Before-Bed Check: Afternoon Coffee
- Dose
- 95 mg (2:00 PM coffee)
- Hours Elapsed
- 8 (by 10:00 PM)
- Half-Life Used
- 5 hours (typical)
Remaining = 95 × 0.5^(8/5) = 95 × 0.5^1.6 ≈ 95 × 0.330 ≈ 31 mg — a small but non-zero amount is still active in your system 8 hours after a 2 PM coffee.
Pregnancy-Extended Half-Life
- Dose
- 100 mg
- Hours Elapsed
- 10
- Half-Life Used
- 15 hours (late-pregnancy estimate)
Remaining = 100 × 0.5^(10/15) ≈ 100 × 0.630 ≈ 63 mg — caffeine clears far more slowly than the typical 5-hour rate, which is why pregnancy guidance often recommends limiting total intake rather than relying on elapsed time.
How to Use This Calculator
- 1
Pick a mode
"Caffeine Content Tracker" totals up drinks you've had today; "Caffeine Remaining (Half-Life)" estimates how much caffeine is still active in your system.
- 2
Log your drinks
Choose a preset (coffee, espresso, tea, cola, energy drink, chocolate) or enter a custom amount, then click Add Drink for each one you've had.
- 3
Compare against the FDA benchmark
The running total is shown against the commonly cited 400 mg/day general benchmark for healthy adults, color-coded as you approach or pass it.
- 4
Switch to the half-life tab
Enter a dose in mg, hours elapsed since you drank it, and adjust the half-life if pregnancy, smoking, or another factor applies to you.
- 5
Read your remaining caffeine
See the estimated mg still active in your system, and optionally check it against a "safe before bed" threshold you set.
What Each Value Means
- Caffeine Content (mg)
- The total milligrams of caffeine logged across every drink or food you've added, summed as a running daily total.
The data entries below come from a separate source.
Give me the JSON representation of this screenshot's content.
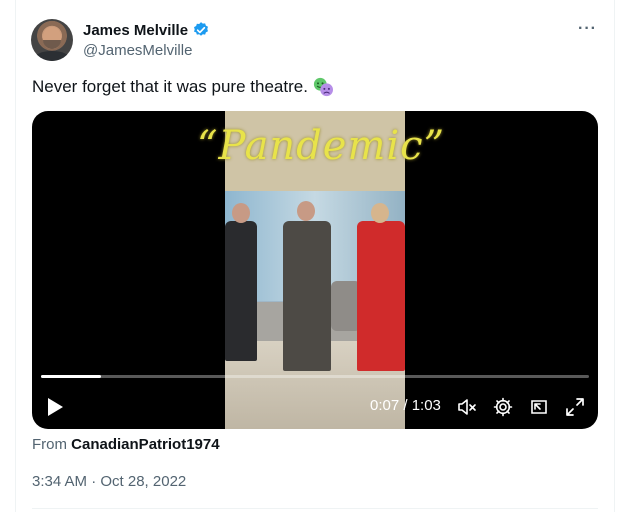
{
  "author": {
    "display_name": "James Melville",
    "handle": "@JamesMelville",
    "verified": true
  },
  "tweet": {
    "text": "Never forget that it was pure theatre.",
    "emoji": "performing-arts-masks"
  },
  "video": {
    "overlay_title": "“Pandemic”",
    "time_display": "0:07 / 1:03",
    "progress": 0.11
  },
  "source": {
    "prefix": "From",
    "account": "CanadianPatriot1974"
  },
  "timestamp": "3:34 AM · Oct 28, 2022",
  "colors": {
    "accent": "#1d9bf0",
    "text_primary": "#0f1419",
    "text_secondary": "#536471",
    "overlay_text": "#e8e34a"
  }
}
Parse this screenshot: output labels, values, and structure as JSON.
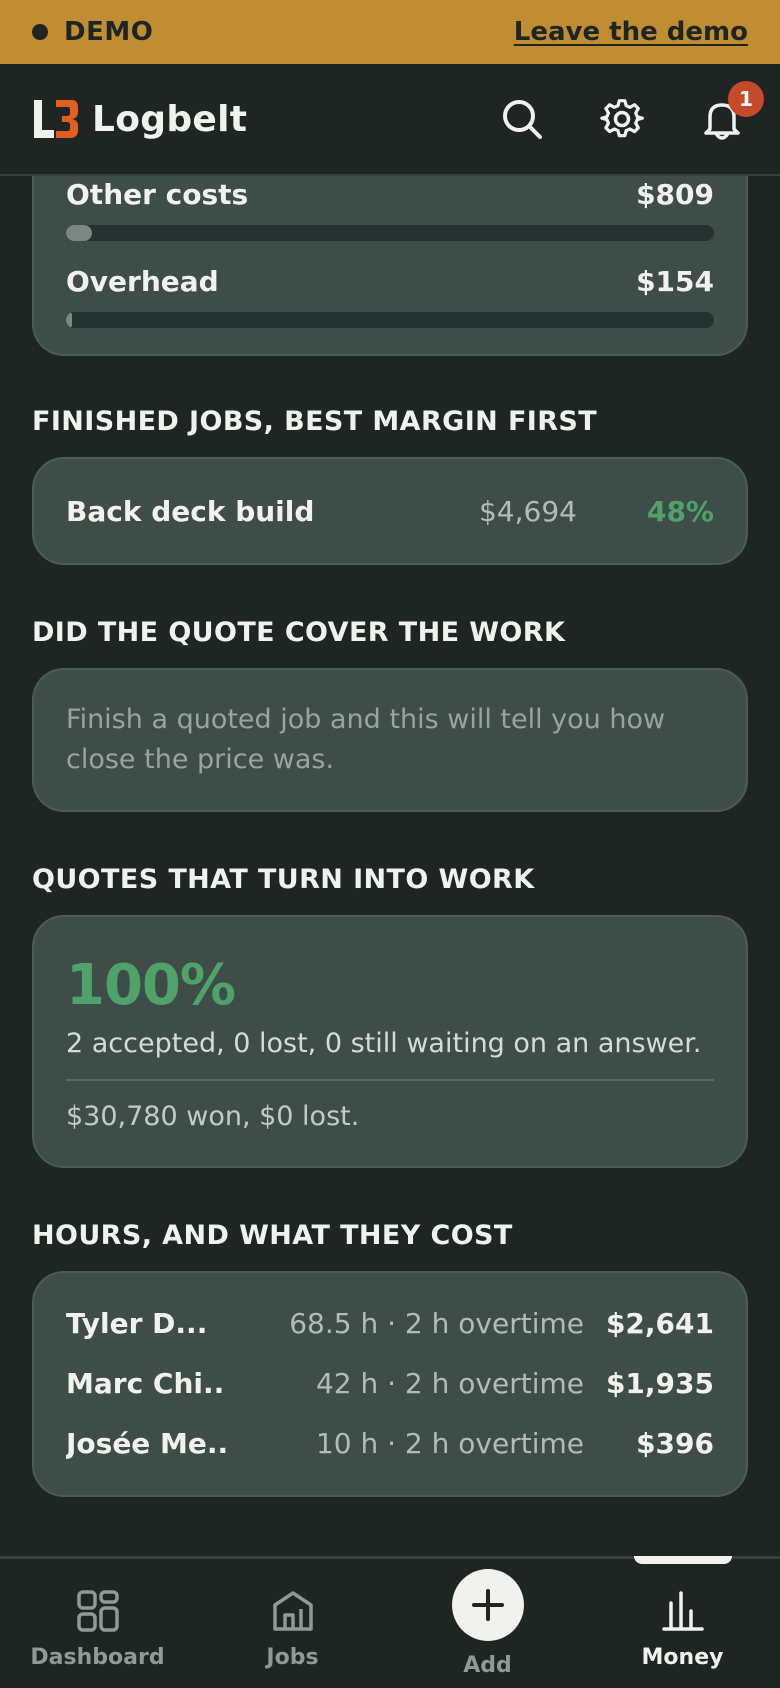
{
  "demo": {
    "label": "DEMO",
    "leave_link": "Leave the demo"
  },
  "header": {
    "brand": "Logbelt",
    "notification_count": "1"
  },
  "costs": [
    {
      "label": "Other costs",
      "amount": "$809",
      "fill_fraction": 0.04
    },
    {
      "label": "Overhead",
      "amount": "$154",
      "fill_fraction": 0.008
    }
  ],
  "finished_jobs": {
    "title": "FINISHED JOBS, BEST MARGIN FIRST",
    "jobs": [
      {
        "name": "Back deck build",
        "amount": "$4,694",
        "margin": "48%"
      }
    ]
  },
  "quote_cover": {
    "title": "DID THE QUOTE COVER THE WORK",
    "message": "Finish a quoted job and this will tell you how close the price was."
  },
  "quote_conversion": {
    "title": "QUOTES THAT TURN INTO WORK",
    "percent": "100%",
    "summary": "2 accepted, 0 lost, 0 still waiting on an answer.",
    "money": "$30,780 won, $0 lost."
  },
  "hours": {
    "title": "HOURS, AND WHAT THEY COST",
    "rows": [
      {
        "name": "Tyler D...",
        "detail": "68.5 h · 2 h overtime",
        "cost": "$2,641"
      },
      {
        "name": "Marc Chi...",
        "detail": "42 h · 2 h overtime",
        "cost": "$1,935"
      },
      {
        "name": "Josée Me...",
        "detail": "10 h · 2 h overtime",
        "cost": "$396"
      }
    ]
  },
  "nav": {
    "dashboard": "Dashboard",
    "jobs": "Jobs",
    "add": "Add",
    "money": "Money"
  },
  "colors": {
    "accent_banner": "#c08d33",
    "positive": "#4fa36a",
    "badge": "#c44a2a"
  }
}
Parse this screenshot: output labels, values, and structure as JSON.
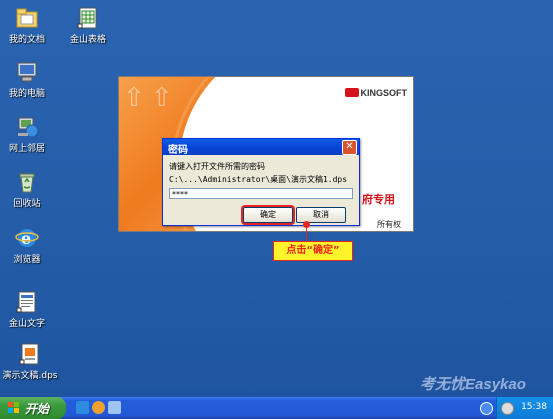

- FDA Daily Benchmark (mg/day)
- A general guidance figure — commonly cited as 400 mg/day — that the FDA associates with a low likelihood of negative effects for most healthy, non-pregnant adults. Not a hard medical limit; individual tolerance varies.
- Caffeine Half-Life (hours)
- The time it takes for the body to metabolize and clear half of an ingested dose of caffeine. Commonly cited as 5-6 hours, but the real range runs roughly 1.5-9.5 hours depending on individual factors like pregnancy or smoking.